Denise McIntosh, a 17-year school safety agent, said the focus of the lawsuit was on fairness.

“It’s about equality because women are not less dominant, powerful or important than the male officers out there. That was the focal point of the lawsuit. I’m glad we won that, and the new agents are able to come in and receive better finances for the hard work that they are doing,” McIntosh said.

Teamster Correspondent

Long before the school safety agents won their equal pay fight, it was at Local 237 where Marie Colvin began her career, writing for the local’s newsletter. She met with workers and interviewed members, telling their stories.
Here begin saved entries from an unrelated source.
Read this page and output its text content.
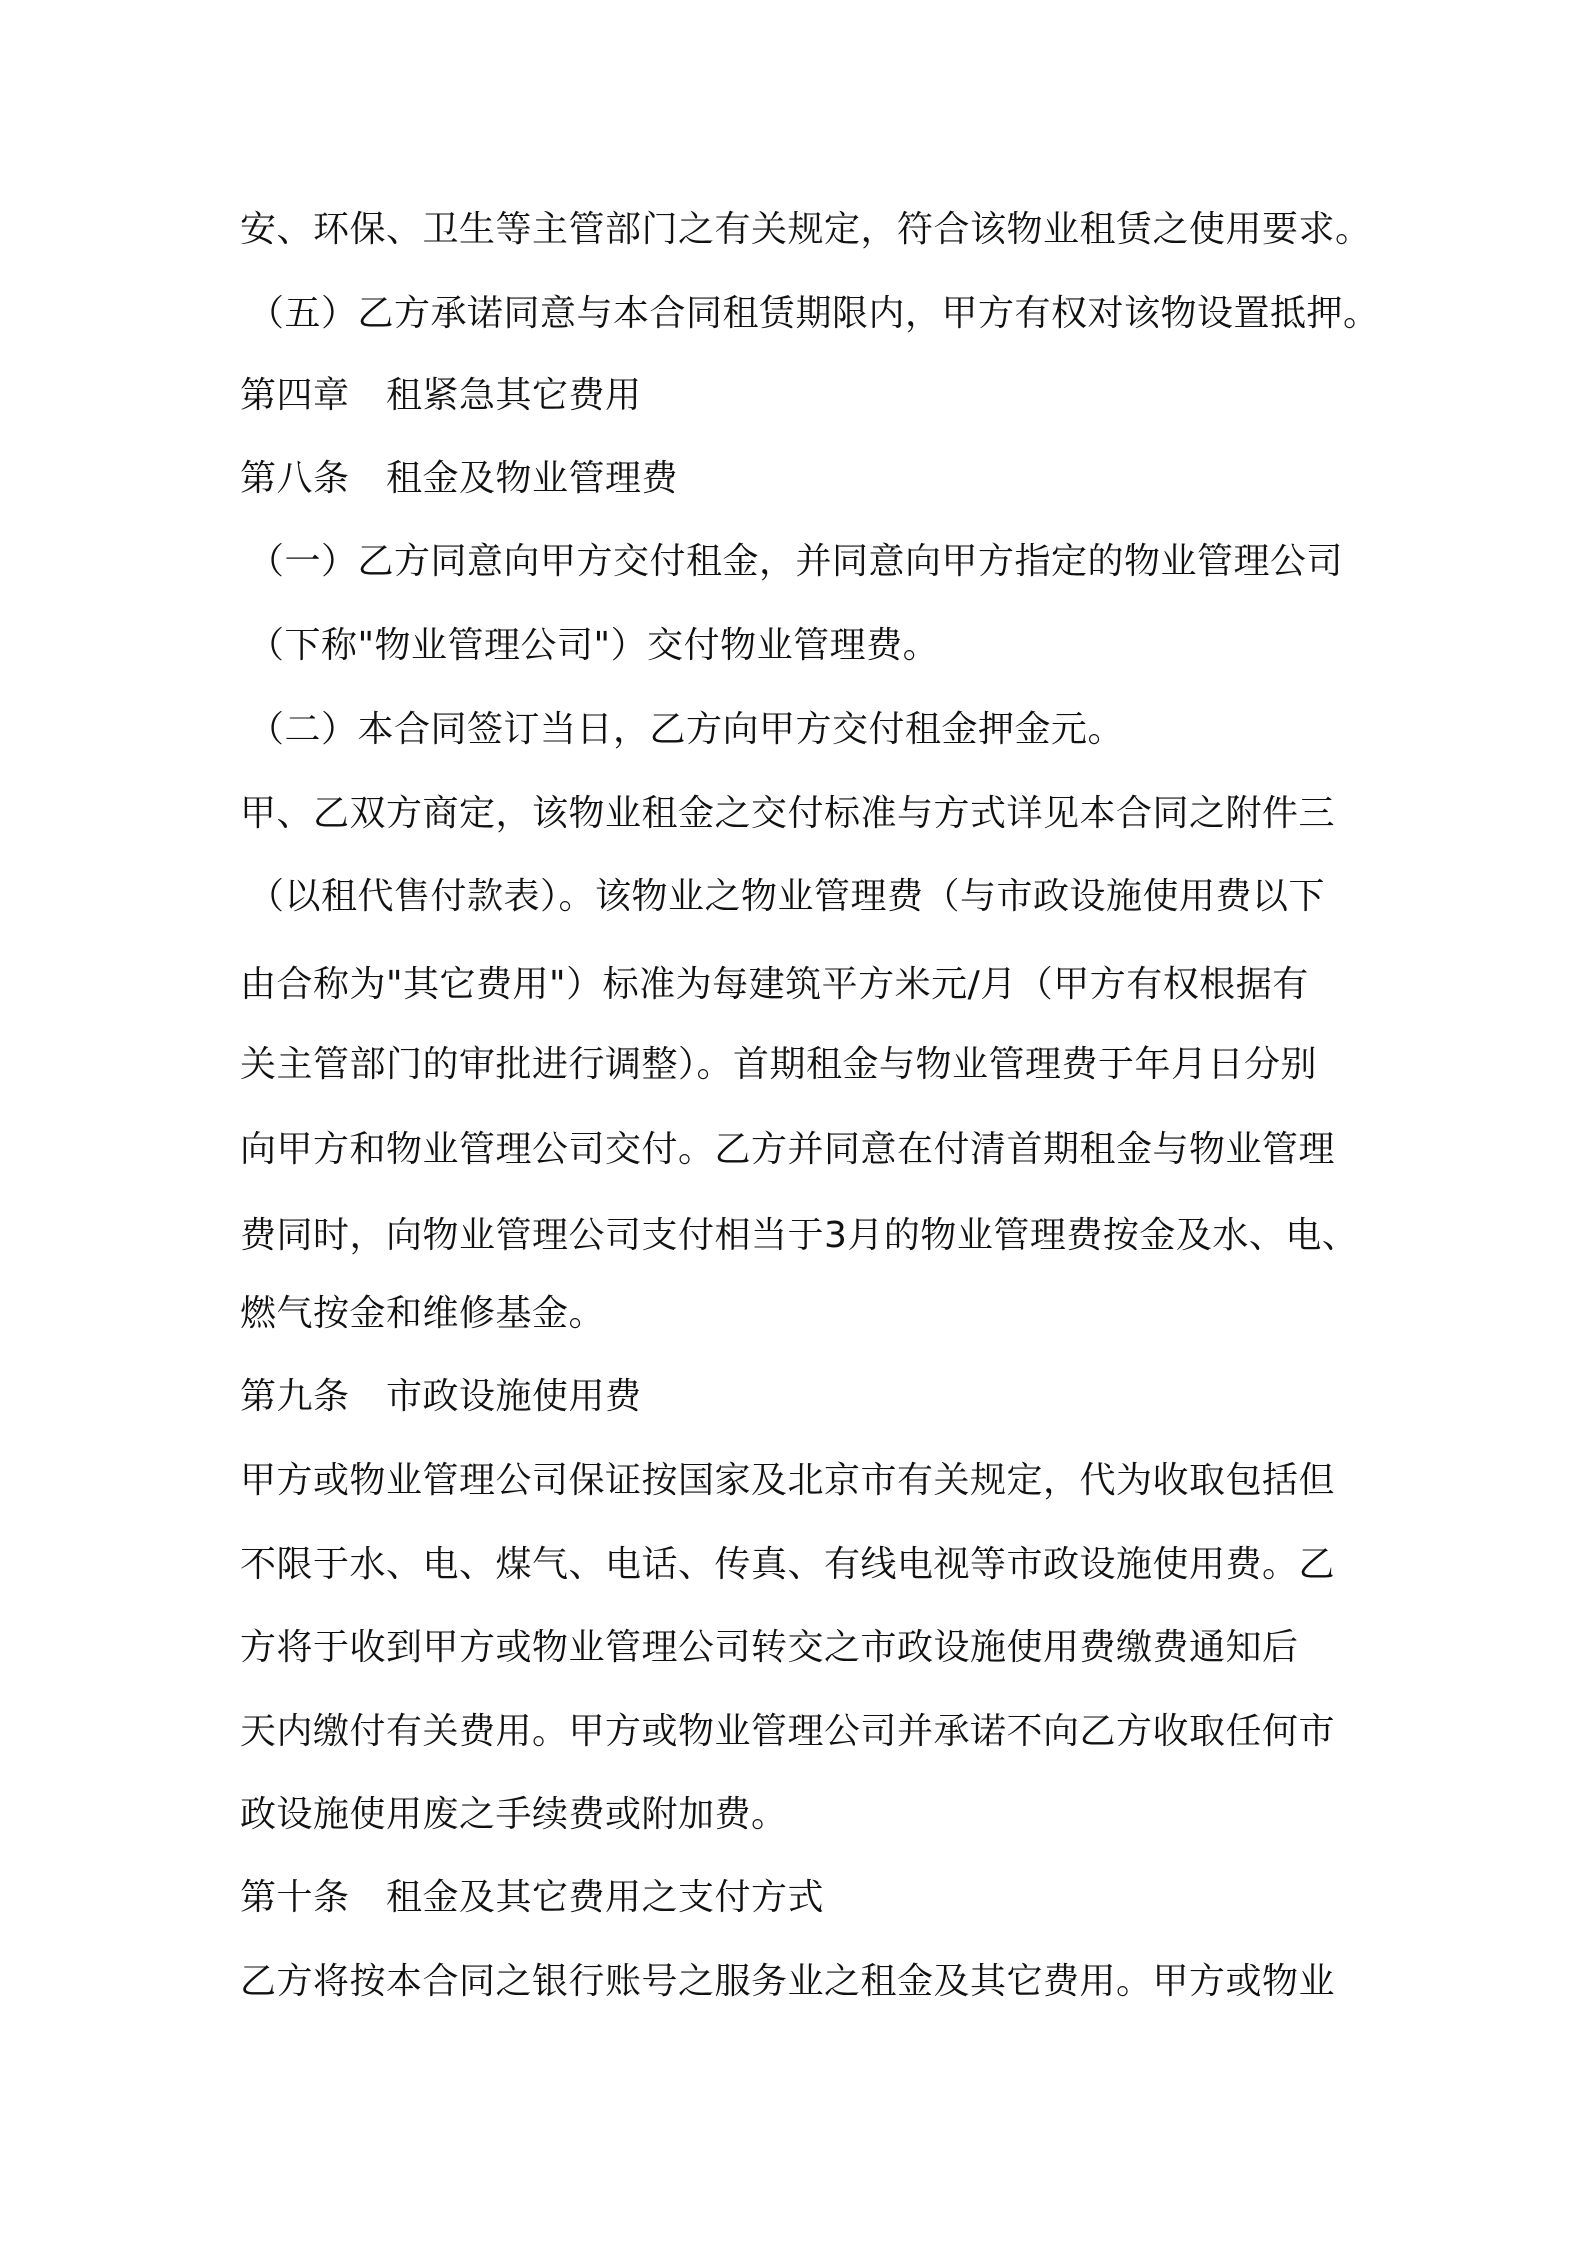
安、环保、卫生等主管部门之有关规定，符合该物业租赁之使用要求。
（五）乙方承诺同意与本合同租赁期限内，甲方有权对该物设置抵押。
第四章　租紧急其它费用
第八条　租金及物业管理费
（一）乙方同意向甲方交付租金，并同意向甲方指定的物业管理公司
（下称"物业管理公司"）交付物业管理费。
（二）本合同签订当日，乙方向甲方交付租金押金元。
甲、乙双方商定，该物业租金之交付标准与方式详见本合同之附件三
（以租代售付款表）。该物业之物业管理费（与市政设施使用费以下
由合称为"其它费用"）标准为每建筑平方米元/月（甲方有权根据有
关主管部门的审批进行调整）。首期租金与物业管理费于年月日分别
向甲方和物业管理公司交付。乙方并同意在付清首期租金与物业管理
费同时，向物业管理公司支付相当于3月的物业管理费按金及水、电、
燃气按金和维修基金。
第九条　市政设施使用费
甲方或物业管理公司保证按国家及北京市有关规定，代为收取包括但
不限于水、电、煤气、电话、传真、有线电视等市政设施使用费。乙
方将于收到甲方或物业管理公司转交之市政设施使用费缴费通知后
天内缴付有关费用。甲方或物业管理公司并承诺不向乙方收取任何市
政设施使用废之手续费或附加费。
第十条　租金及其它费用之支付方式
乙方将按本合同之银行账号之服务业之租金及其它费用。甲方或物业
Eventually, Colvin went on to become a war correspondent, reporting from dangerous locations around the globe. She was in Iraq and East Timor. She was blinded in one eye by a blast in Sri Lanka. She lost her life at the age of 56, killed while reporting in Syria. In 2018, her story was made into a Golden Globe-nominated film, “A Private War,” introducing to a wider audience this Teamster who never forgot her roots.

Joe McDermott, the former Director of Training and Education at Local 237, hired Colvin. He remembers a bright, personable young woman who connected with the members. Just as she told their stories, she went on to tell the stories of people living amid war overseas.

“She didn’t have a death wish. She had an obligation, a quest,” McDermott said. “We are honoring Marie at a time when we need heroes. School children will be reading about her.”

“I can’t tell you how proud she was to be a Teamster. The Teamsters gave her the freedom and empowered her to write about people,” said Cat Colvin, Marie Colvin’s sister. “We come from a union family and understand how much more we can do together than any one of us separately. She learned so much from the Teamsters and it set her on a career where she never lost that vision.”